The program offers secondment opportunities to public sector leaders where they will be able to support the achievement of community initiatives and outcomes in remote regions.
Marcia has been placed to work with Nyamba Buru Yawuru in Broome on the development of a wellbeing centre and will share her stories and experiences with us each week.
Week one: the journey begins
"As I sat at Gate 16, waiting for the boarding to open for my flight from Perth to Broome, I had a million thoughts running through my head.
What would the other secondees be like? Would I be able to deliver on the project given to me with Nyamba Buru Yawuru? Would I be able to cope with Broome wet season temperatures? And how long would it take before I needed to Facetime my dogs because I missed them so much?
Now, seven days later and induction week completed, while some of my questions may still be unanswered (except for the temperatures - I don’t think there will be any getting used to 40-plus degrees with humidity), there is a sense of calm about the coming five weeks.

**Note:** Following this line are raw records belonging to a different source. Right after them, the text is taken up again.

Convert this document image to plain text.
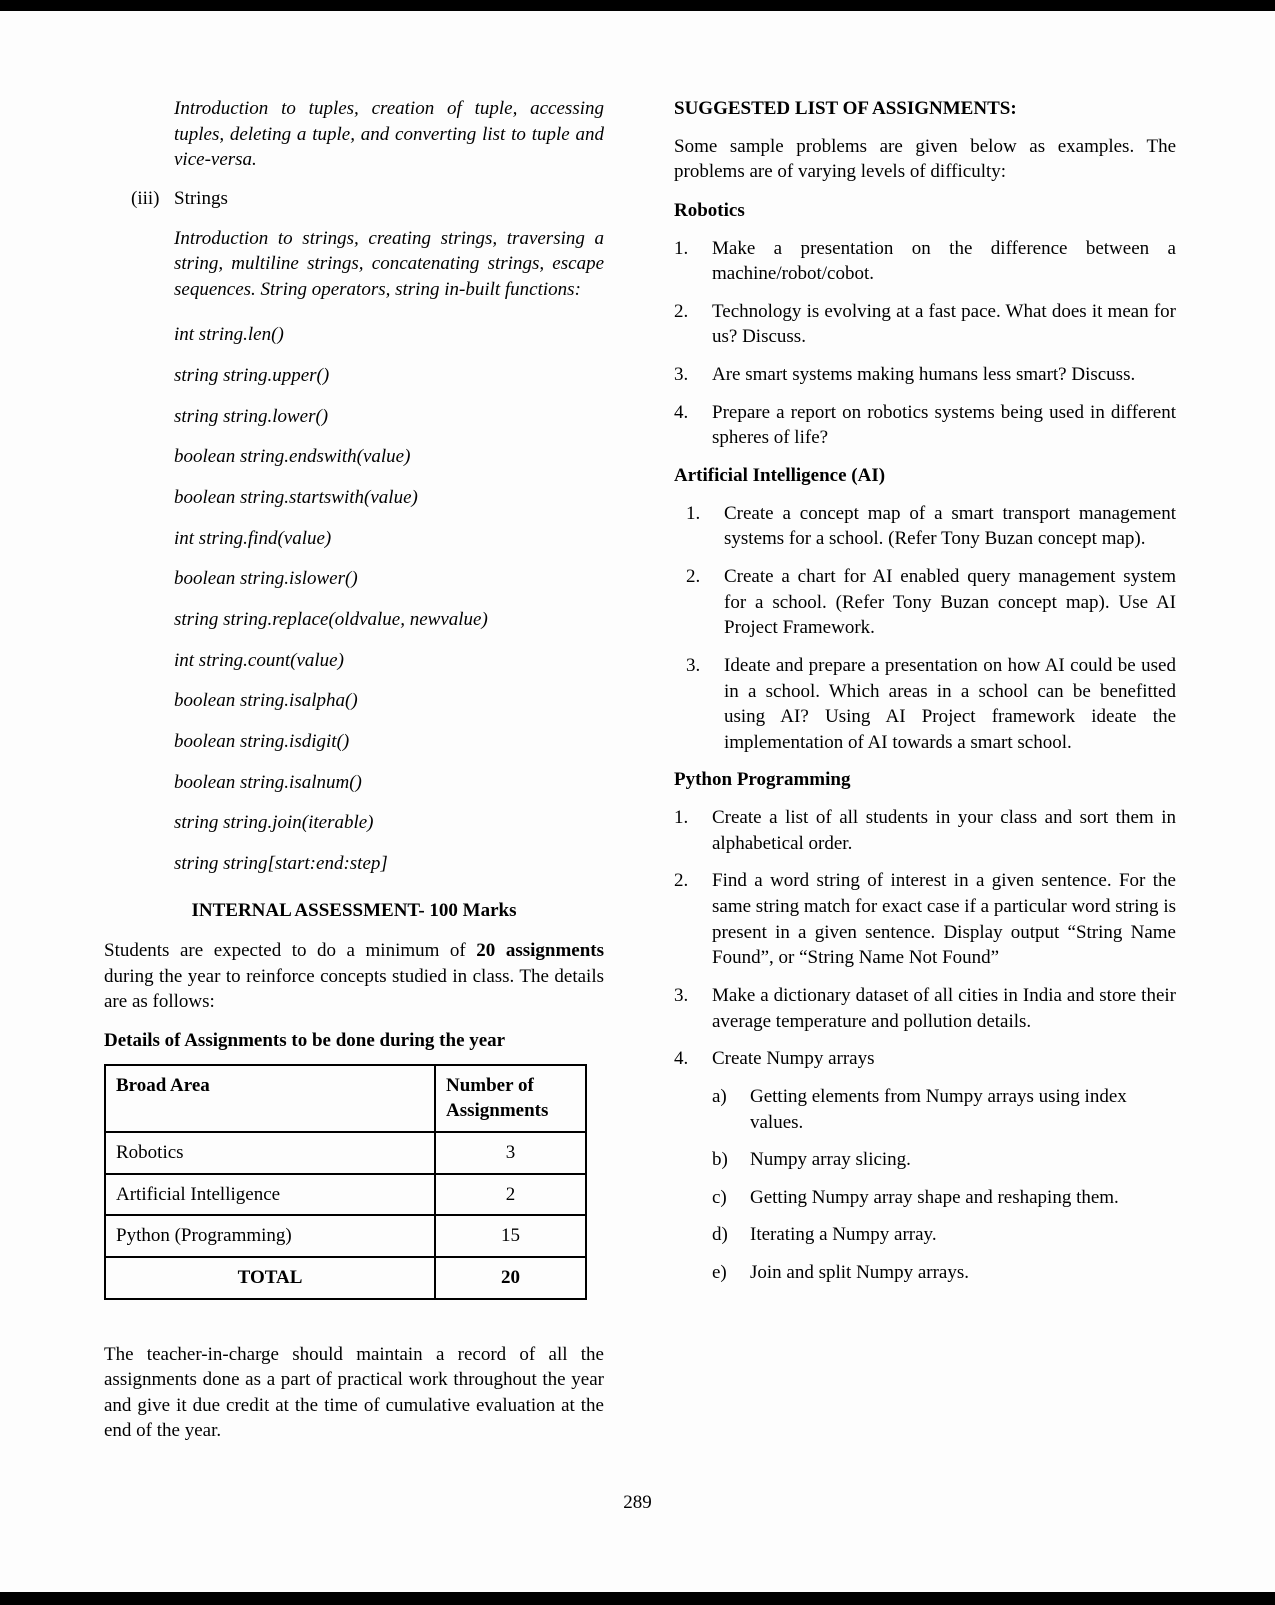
Introduction to tuples, creation of tuple, accessing tuples, deleting a tuple, and converting list to tuple and vice-versa.

(iii) Strings

Introduction to strings, creating strings, traversing a string, multiline strings, concatenating strings, escape sequences. String operators, string in-built functions:

int string.len()

string string.upper()

string string.lower()

boolean string.endswith(value)

boolean string.startswith(value)

int string.find(value)

boolean string.islower()

string string.replace(oldvalue, newvalue)

int string.count(value)

boolean string.isalpha()

boolean string.isdigit()

boolean string.isalnum()

string string.join(iterable)

string string[start:end:step]

INTERNAL ASSESSMENT- 100 Marks

Students are expected to do a minimum of 20 assignments during the year to reinforce concepts studied in class. The details are as follows:

Details of Assignments to be done during the year

Broad Area	Number of Assignments
Robotics	3
Artificial Intelligence	2
Python (Programming)	15
TOTAL	20

The teacher-in-charge should maintain a record of all the assignments done as a part of practical work throughout the year and give it due credit at the time of cumulative evaluation at the end of the year.

SUGGESTED LIST OF ASSIGNMENTS:

Some sample problems are given below as examples. The problems are of varying levels of difficulty:

Robotics
1.	Make a presentation on the difference between a machine/robot/cobot.
2.	Technology is evolving at a fast pace. What does it mean for us? Discuss.
3.	Are smart systems making humans less smart? Discuss.
4.	Prepare a report on robotics systems being used in different spheres of life?
Artificial Intelligence (AI)
1.	Create a concept map of a smart transport management systems for a school. (Refer Tony Buzan concept map).
2.	Create a chart for AI enabled query management system for a school. (Refer Tony Buzan concept map). Use AI Project Framework.
3.	Ideate and prepare a presentation on how AI could be used in a school. Which areas in a school can be benefitted using AI? Using AI Project framework ideate the implementation of AI towards a smart school.
Python Programming
1.	Create a list of all students in your class and sort them in alphabetical order.
2.	Find a word string of interest in a given sentence. For the same string match for exact case if a particular word string is present in a given sentence. Display output “String Name Found”, or “String Name Not Found”
3.	Make a dictionary dataset of all cities in India and store their average temperature and pollution details.
4.	Create Numpy arrays
a)	Getting elements from Numpy arrays using index values.
b)	Numpy array slicing.
c)	Getting Numpy array shape and reshaping them.
d)	Iterating a Numpy array.
e)	Join and split Numpy arrays.
289
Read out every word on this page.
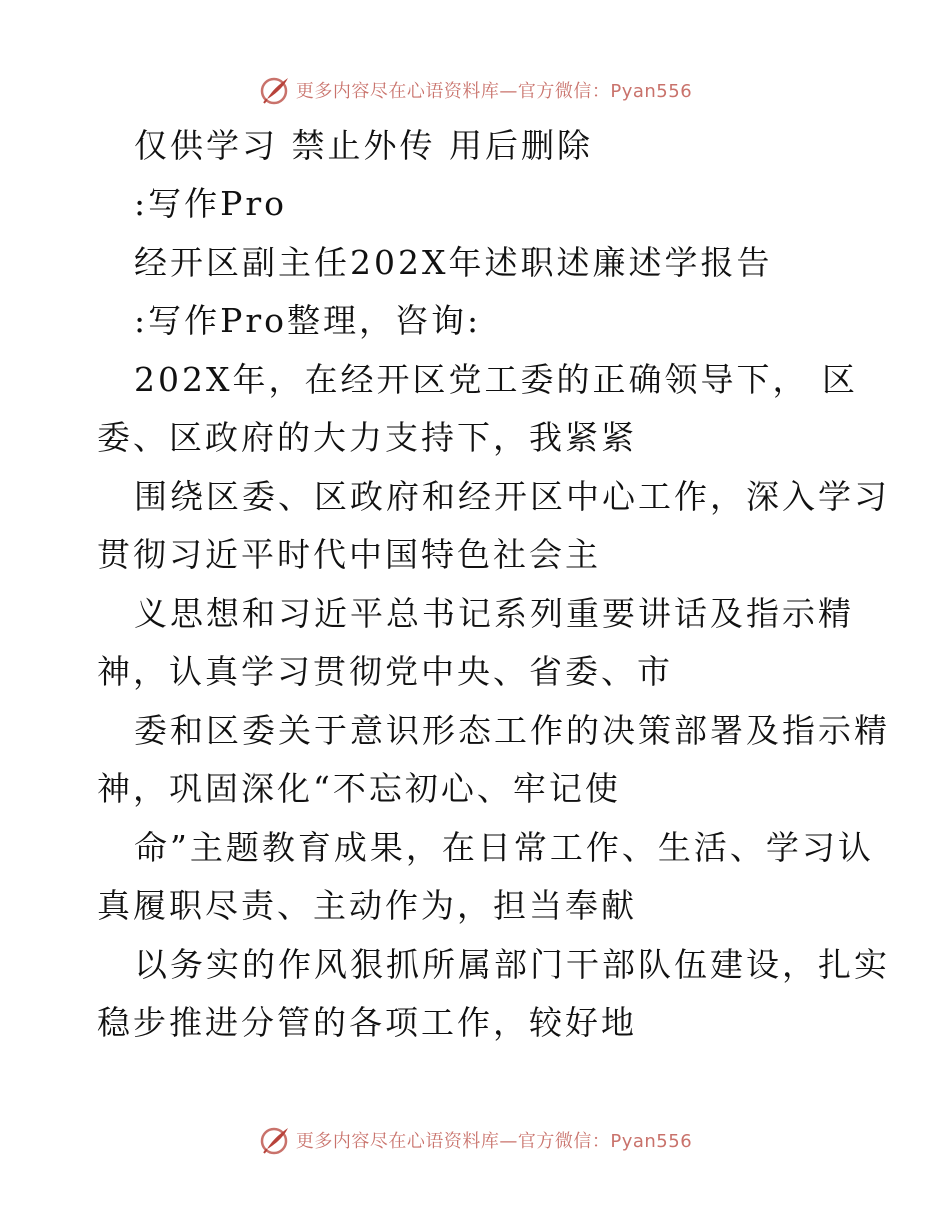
更多内容尽在心语资料库—官方微信：Pyan556
仅供学习 禁止外传 用后删除
:写作Pro
经开区副主任202X年述职述廉述学报告
:写作Pro整理，咨询:
202X年，在经开区党工委的正确领导下， 区
委、区政府的大力支持下，我紧紧
围绕区委、区政府和经开区中心工作，深入学习
贯彻习近平时代中国特色社会主
义思想和习近平总书记系列重要讲话及指示精
神，认真学习贯彻党中央、省委、市
委和区委关于意识形态工作的决策部署及指示精
神，巩固深化“不忘初心、牢记使
命”主题教育成果，在日常工作、生活、学习认
真履职尽责、主动作为，担当奉献
以务实的作风狠抓所属部门干部队伍建设，扎实
稳步推进分管的各项工作，较好地
更多内容尽在心语资料库—官方微信：Pyan556
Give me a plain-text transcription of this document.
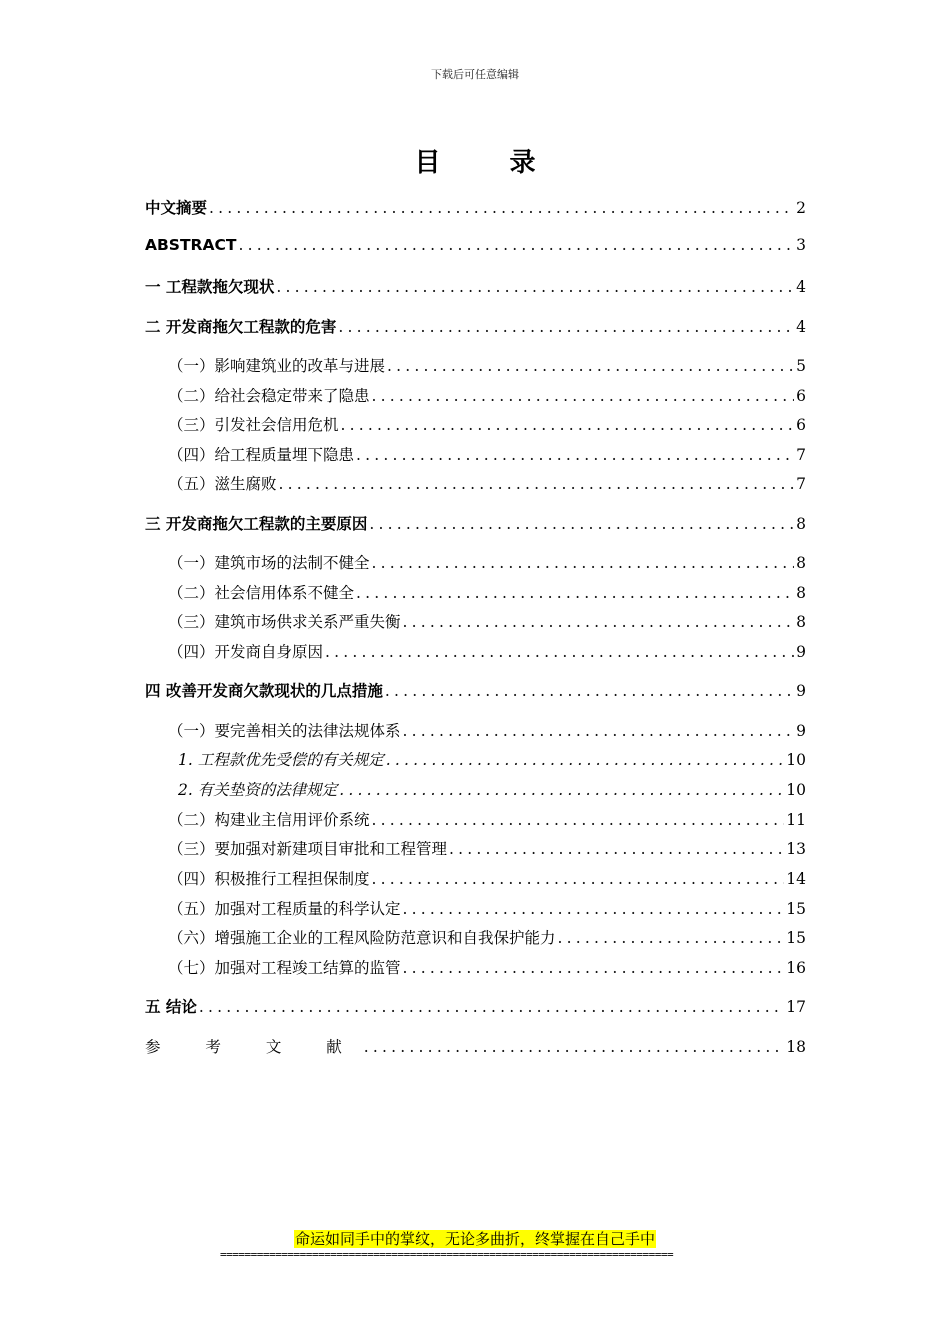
下载后可任意编辑
目 录
中文摘要 .....	2
ABSTRACT .....	3
一 工程款拖欠现状 .....	4
二 开发商拖欠工程款的危害 .....	4
（一）影响建筑业的改革与进展 .....	5
（二）给社会稳定带来了隐患 .....	6
（三）引发社会信用危机 .....	6
（四）给工程质量埋下隐患 .....	7
（五）滋生腐败 .....	7
三 开发商拖欠工程款的主要原因 .....	8
（一）建筑市场的法制不健全 .....	8
（二）社会信用体系不健全 .....	8
（三）建筑市场供求关系严重失衡 .....	8
（四）开发商自身原因 .....	9
四 改善开发商欠款现状的几点措施 .....	9
（一）要完善相关的法律法规体系 .....	9
1. 工程款优先受偿的有关规定 .....	10
2. 有关垫资的法律规定 .....	10
（二）构建业主信用评价系统 .....	11
（三）要加强对新建项目审批和工程管理 .....	13
（四）积极推行工程担保制度 .....	14
（五）加强对工程质量的科学认定 .....	15
（六）增强施工企业的工程风险防范意识和自我保护能力 .....	15
（七）加强对工程竣工结算的监管 .....	16
五 结论 .....	17
参 考 文 献 .....	18
命运如同手中的掌纹，无论多曲折，终掌握在自己手中
==========================================================================
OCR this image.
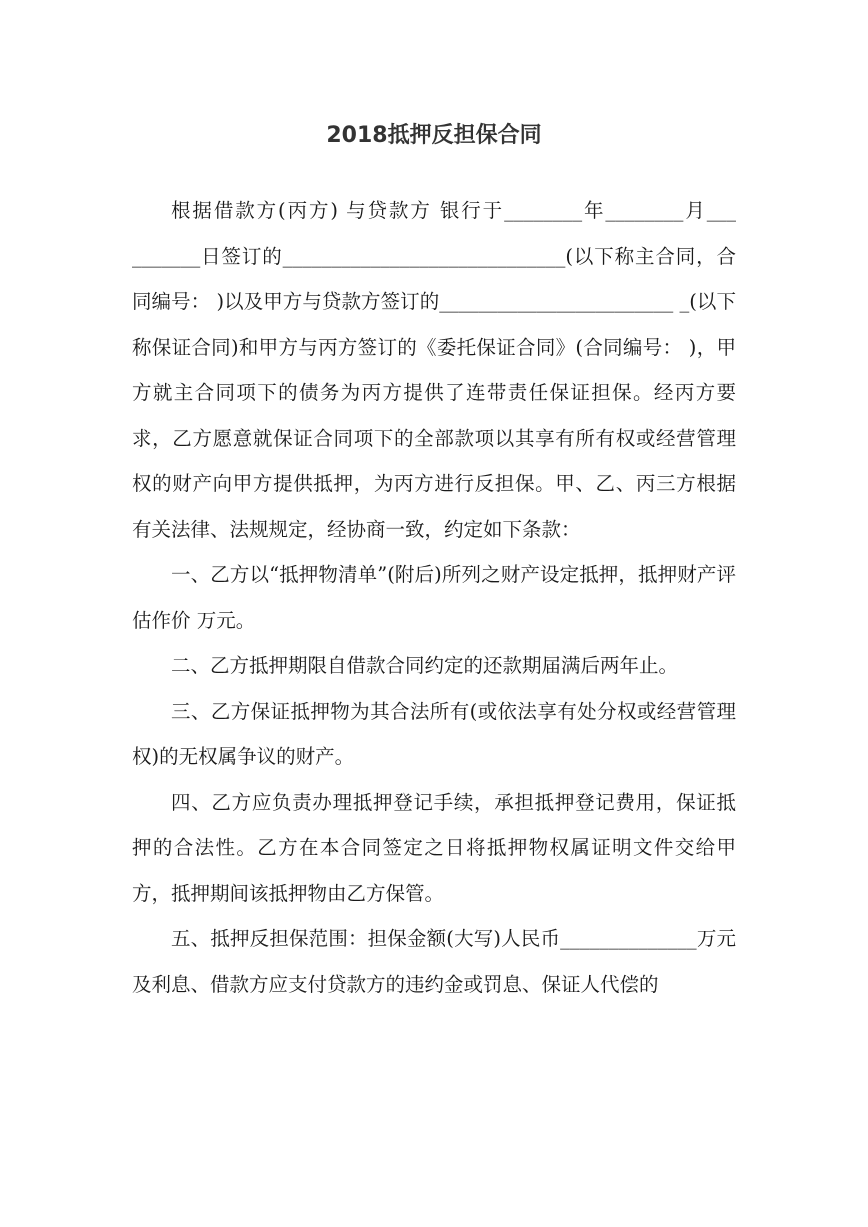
2018抵押反担保合同

根据借款方(丙方) 与贷款方 银行于________年________月___ _______日签订的_____________________________(以下称主合同，合同编号： )以及甲方与贷款方签订的________________________ _(以下称保证合同)和甲方与丙方签订的《委托保证合同》(合同编号： )，甲方就主合同项下的债务为丙方提供了连带责任保证担保。经丙方要求，乙方愿意就保证合同项下的全部款项以其享有所有权或经营管理权的财产向甲方提供抵押，为丙方进行反担保。甲、乙、丙三方根据有关法律、法规规定，经协商一致，约定如下条款：

一、乙方以“抵押物清单”(附后)所列之财产设定抵押，抵押财产评估作价 万元。

二、乙方抵押期限自借款合同约定的还款期届满后两年止。

三、乙方保证抵押物为其合法所有(或依法享有处分权或经营管理权)的无权属争议的财产。

四、乙方应负责办理抵押登记手续，承担抵押登记费用，保证抵押的合法性。乙方在本合同签定之日将抵押物权属证明文件交给甲方，抵押期间该抵押物由乙方保管。

五、抵押反担保范围：担保金额(大写)人民币______________万元及利息、借款方应支付贷款方的违约金或罚息、保证人代偿的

This week has been a week of learning. Learning about and meeting with the organisations that partner with Jawun and learning about the history of the Yawuru people and their land.
When it comes down to it, that’s why I applied for this secondment. To learn and share whatever skills I can. It’s two-way learning at its best.
So, as the first week comes to an end, what I have learnt is this; drink as much water as possible (because dehydration is not fun), ask as many questions as possible, and listen with intent and openness because that is when surface layer conversations turn deeper.
If someone were to ask me what the highlight of induction week was, without a doubt it would be the morning tea held at Nyamba Buru Yawuru with some of the Yawuru elders. More specifically, a conversation with a gentleman. He had a gentle face, shaped by a long silver grey beard and a voice that instantly made me feel welcome.
What started as a surface layer conversation, talking about the weather and where I worked, ended up with him telling me about his life and his family history with the Beagle Bay mission.
It was that conversation that signified the whole week for me. That someone who was a complete stranger half an hour ago could open up to me about his life in that way.
I can only hope that I can share as much of myself with all the people I meet over the next five weeks.”